Brutal and sudden cold spreads across Europe

An abrupt drop of more than 20C in just a week has shocked people and wildlife alike across the continent.

| Weather, Europe

After a record-breaking warm December, Europe finally entered winter at the very end of 2015.

An incursion of Arctic air flowed across Finland in the first week of January and spread down to the Black Sea, prompting rapid snowfall in Turkey.

The sudden cold really showed on January 3 when temperatures plunged in the Belarusian capital of Minsk, managing a high for the day of -14C, a 17 degree swing in a week.

Belarus has now been continuously below freezing since the early hours of December 27.


READ MORE: Freezing weather hits central and Eastern Europe


Finland also had a late winter. The capital Helsinki is now hovering between -22C by day and -29C by night.
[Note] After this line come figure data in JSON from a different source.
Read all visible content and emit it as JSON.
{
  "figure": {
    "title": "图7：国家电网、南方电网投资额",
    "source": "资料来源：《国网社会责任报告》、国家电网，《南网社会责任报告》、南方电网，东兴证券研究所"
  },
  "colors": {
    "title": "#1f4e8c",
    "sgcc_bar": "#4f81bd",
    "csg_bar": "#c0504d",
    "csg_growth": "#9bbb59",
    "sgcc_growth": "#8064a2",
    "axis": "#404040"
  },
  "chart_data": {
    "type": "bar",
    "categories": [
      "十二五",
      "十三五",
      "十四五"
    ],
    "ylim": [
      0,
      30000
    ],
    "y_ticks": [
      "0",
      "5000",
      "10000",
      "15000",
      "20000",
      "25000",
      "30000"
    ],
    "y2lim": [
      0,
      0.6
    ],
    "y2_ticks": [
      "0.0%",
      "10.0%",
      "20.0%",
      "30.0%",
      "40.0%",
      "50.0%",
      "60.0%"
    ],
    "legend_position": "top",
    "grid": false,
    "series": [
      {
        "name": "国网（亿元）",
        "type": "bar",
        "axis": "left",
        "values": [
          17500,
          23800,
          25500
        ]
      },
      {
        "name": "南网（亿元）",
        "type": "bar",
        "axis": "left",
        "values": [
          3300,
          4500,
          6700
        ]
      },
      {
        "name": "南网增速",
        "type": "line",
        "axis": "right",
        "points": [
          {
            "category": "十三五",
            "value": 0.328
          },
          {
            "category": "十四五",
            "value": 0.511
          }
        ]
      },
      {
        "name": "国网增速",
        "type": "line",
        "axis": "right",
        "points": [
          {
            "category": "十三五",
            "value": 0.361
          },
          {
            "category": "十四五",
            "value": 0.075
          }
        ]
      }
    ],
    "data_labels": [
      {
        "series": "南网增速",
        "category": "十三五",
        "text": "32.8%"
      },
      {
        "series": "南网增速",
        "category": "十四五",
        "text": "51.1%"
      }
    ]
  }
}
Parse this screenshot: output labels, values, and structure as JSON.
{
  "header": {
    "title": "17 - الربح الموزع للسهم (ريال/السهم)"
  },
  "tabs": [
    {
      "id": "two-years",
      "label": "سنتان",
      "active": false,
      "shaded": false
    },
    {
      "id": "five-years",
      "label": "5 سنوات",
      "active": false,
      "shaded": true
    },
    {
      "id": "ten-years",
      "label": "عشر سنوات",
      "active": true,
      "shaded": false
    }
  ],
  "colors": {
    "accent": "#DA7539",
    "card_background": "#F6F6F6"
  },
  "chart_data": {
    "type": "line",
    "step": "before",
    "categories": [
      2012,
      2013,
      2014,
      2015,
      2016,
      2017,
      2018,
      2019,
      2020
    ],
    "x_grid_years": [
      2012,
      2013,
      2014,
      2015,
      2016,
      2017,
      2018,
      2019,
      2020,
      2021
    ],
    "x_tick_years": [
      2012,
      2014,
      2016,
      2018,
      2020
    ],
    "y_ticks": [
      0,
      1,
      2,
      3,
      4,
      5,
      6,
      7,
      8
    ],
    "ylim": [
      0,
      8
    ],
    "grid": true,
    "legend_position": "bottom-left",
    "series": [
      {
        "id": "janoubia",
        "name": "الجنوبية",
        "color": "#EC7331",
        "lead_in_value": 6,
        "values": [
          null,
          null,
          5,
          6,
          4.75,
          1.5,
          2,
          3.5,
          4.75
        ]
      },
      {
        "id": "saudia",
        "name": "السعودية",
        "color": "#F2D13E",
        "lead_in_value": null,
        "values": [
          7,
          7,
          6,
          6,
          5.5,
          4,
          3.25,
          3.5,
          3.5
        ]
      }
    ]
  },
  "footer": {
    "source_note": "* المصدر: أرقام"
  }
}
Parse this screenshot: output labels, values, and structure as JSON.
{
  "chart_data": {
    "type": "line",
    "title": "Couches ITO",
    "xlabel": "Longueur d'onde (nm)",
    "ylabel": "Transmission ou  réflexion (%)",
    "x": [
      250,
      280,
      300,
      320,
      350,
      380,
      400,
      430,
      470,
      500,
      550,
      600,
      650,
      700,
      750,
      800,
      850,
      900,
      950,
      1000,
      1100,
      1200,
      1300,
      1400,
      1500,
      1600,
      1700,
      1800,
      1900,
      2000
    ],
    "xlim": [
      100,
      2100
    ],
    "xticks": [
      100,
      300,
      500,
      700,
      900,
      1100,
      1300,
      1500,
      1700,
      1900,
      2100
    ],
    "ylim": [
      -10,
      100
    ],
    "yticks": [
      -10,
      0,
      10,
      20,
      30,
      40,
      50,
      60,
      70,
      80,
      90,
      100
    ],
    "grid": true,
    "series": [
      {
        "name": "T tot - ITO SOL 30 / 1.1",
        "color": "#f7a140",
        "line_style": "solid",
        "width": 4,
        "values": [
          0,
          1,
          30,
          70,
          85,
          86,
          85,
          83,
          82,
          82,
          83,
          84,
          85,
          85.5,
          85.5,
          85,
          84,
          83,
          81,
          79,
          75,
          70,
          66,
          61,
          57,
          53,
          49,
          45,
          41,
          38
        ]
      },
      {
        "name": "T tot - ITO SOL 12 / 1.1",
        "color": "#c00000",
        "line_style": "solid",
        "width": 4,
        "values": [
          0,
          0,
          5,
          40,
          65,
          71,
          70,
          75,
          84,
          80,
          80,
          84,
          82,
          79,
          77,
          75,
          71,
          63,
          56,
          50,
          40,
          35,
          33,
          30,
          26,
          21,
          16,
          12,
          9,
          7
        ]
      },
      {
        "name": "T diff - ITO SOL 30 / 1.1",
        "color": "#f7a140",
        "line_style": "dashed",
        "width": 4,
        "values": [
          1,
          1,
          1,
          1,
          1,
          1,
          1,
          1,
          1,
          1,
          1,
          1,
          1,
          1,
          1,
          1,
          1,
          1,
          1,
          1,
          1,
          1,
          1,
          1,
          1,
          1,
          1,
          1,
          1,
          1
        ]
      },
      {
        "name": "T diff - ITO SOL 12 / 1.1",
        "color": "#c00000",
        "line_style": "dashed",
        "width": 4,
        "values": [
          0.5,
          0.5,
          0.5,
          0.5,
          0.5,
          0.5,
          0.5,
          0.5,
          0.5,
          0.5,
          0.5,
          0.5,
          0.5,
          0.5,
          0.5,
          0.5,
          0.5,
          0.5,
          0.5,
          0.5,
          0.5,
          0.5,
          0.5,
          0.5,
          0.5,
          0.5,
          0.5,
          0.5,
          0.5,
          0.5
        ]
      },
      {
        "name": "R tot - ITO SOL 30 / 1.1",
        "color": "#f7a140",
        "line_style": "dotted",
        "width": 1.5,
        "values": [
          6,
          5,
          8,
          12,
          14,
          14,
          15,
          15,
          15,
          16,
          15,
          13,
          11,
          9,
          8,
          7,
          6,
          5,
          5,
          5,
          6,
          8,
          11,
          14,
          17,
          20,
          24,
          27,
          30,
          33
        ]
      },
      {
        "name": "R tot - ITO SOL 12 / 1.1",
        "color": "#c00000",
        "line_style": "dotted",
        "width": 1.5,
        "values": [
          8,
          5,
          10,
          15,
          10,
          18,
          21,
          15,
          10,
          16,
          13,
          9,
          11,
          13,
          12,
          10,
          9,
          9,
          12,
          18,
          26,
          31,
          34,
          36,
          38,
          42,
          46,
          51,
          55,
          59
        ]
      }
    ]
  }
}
Yet, until midday on December 26 every day had been balmy. For some context, the average temperature for Helsinki in January is 0C but the record has been noted as -33C.

The big freeze reached the Netherlands on January 6 where rain fell covering the country in dangerous clear ice. Parts of Germany were similarly affected.

Just recently, the mix of weather fronts from western Europe into the chill in the east has led to extensive snowfall. This is a welcome development for alpine skiers who have been watching the grass grow so far this season.